Characterizing Internet Video for Large-scale Active Measurements
This work provides updated data for designing ABR algorithms and DASH players, addressing a gap in understanding modern Internet video, but it is incremental as it builds on prior characterization studies.
The authors tackled the lack of recent studies on Internet video characteristics by collecting datasets of over 130,000 YouTube videos from 2013-2014, finding that video length and file size follow a log-normal distribution and that three minutes of video can represent data rate fluctuations.

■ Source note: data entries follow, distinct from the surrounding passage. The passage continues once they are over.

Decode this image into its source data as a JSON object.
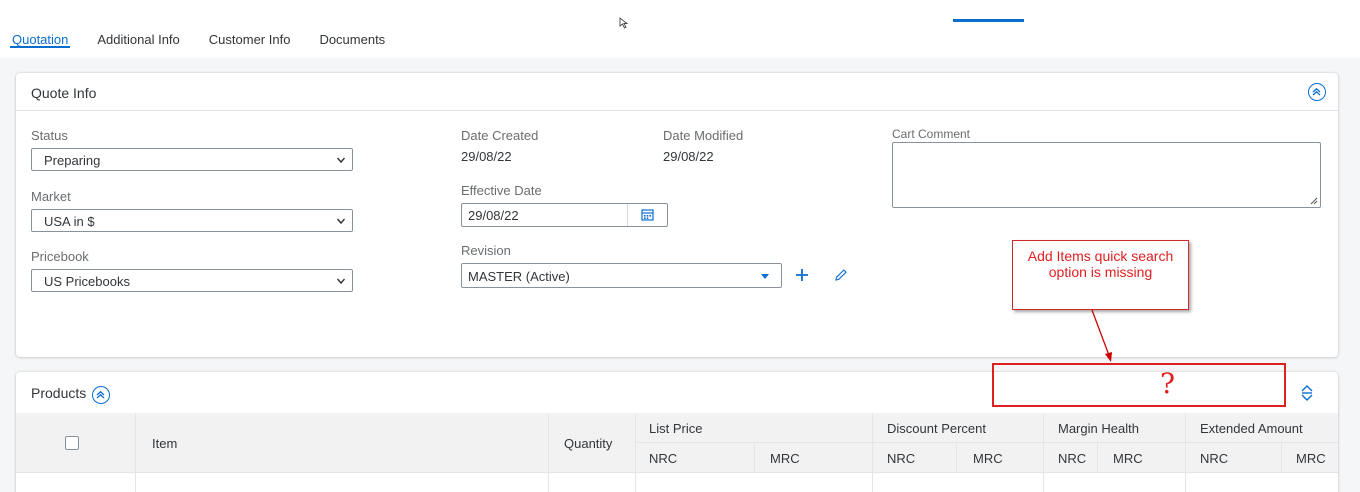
{
  "tabs": [
    {
      "label": "Quotation",
      "active": true
    },
    {
      "label": "Additional Info",
      "active": false
    },
    {
      "label": "Customer Info",
      "active": false
    },
    {
      "label": "Documents",
      "active": false
    }
  ],
  "quote_info": {
    "title": "Quote Info",
    "status": {
      "label": "Status",
      "value": "Preparing"
    },
    "market": {
      "label": "Market",
      "value": "USA in $"
    },
    "pricebook": {
      "label": "Pricebook",
      "value": "US Pricebooks"
    },
    "date_created": {
      "label": "Date Created",
      "value": "29/08/22"
    },
    "date_modified": {
      "label": "Date Modified",
      "value": "29/08/22"
    },
    "effective_date": {
      "label": "Effective Date",
      "value": "29/08/22"
    },
    "revision": {
      "label": "Revision",
      "value": "MASTER (Active)"
    },
    "cart_comment": {
      "label": "Cart Comment",
      "value": ""
    }
  },
  "annotation": {
    "callout_text": "Add Items quick search option is missing",
    "mark": "?"
  },
  "products": {
    "title": "Products",
    "columns": {
      "item": "Item",
      "quantity": "Quantity",
      "list_price": "List Price",
      "discount_percent": "Discount Percent",
      "margin_health": "Margin Health",
      "extended_amount": "Extended Amount",
      "nrc": "NRC",
      "mrc": "MRC"
    }
  },
  "colors": {
    "accent": "#0a6ed1",
    "annotation_red": "#e02020",
    "header_bg": "#f2f2f2"
  }
}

The availability of high definition video content on the web has brought about a significant change in the characteristics of Internet video, but not many studies on characterizing video have been done after this change. Video characteristics such as video length, format, target bit rate, and resolution provide valuable input to design Adaptive Bit Rate (ABR) algorithms, sizing playout buffers in Dynamic Adaptive HTTP streaming (DASH) players, model the variability in video frame sizes, etc. This paper presents datasets collected in 2013 and 2014 that contains over 130,000 videos from YouTube's most viewed (or most popular) video charts in 58 countries. We describe the basic characteristics of the videos on YouTube for each category, format, video length, file size, and data rate variation, observing that video length and file size fit a log normal distribution. We show that three minutes of a video suffice to represent its instant data rate fluctuation and that we can infer data rate characteristics of different video resolutions from a single given one. Based on our findings, we design active measurements for measuring the performance of Internet video.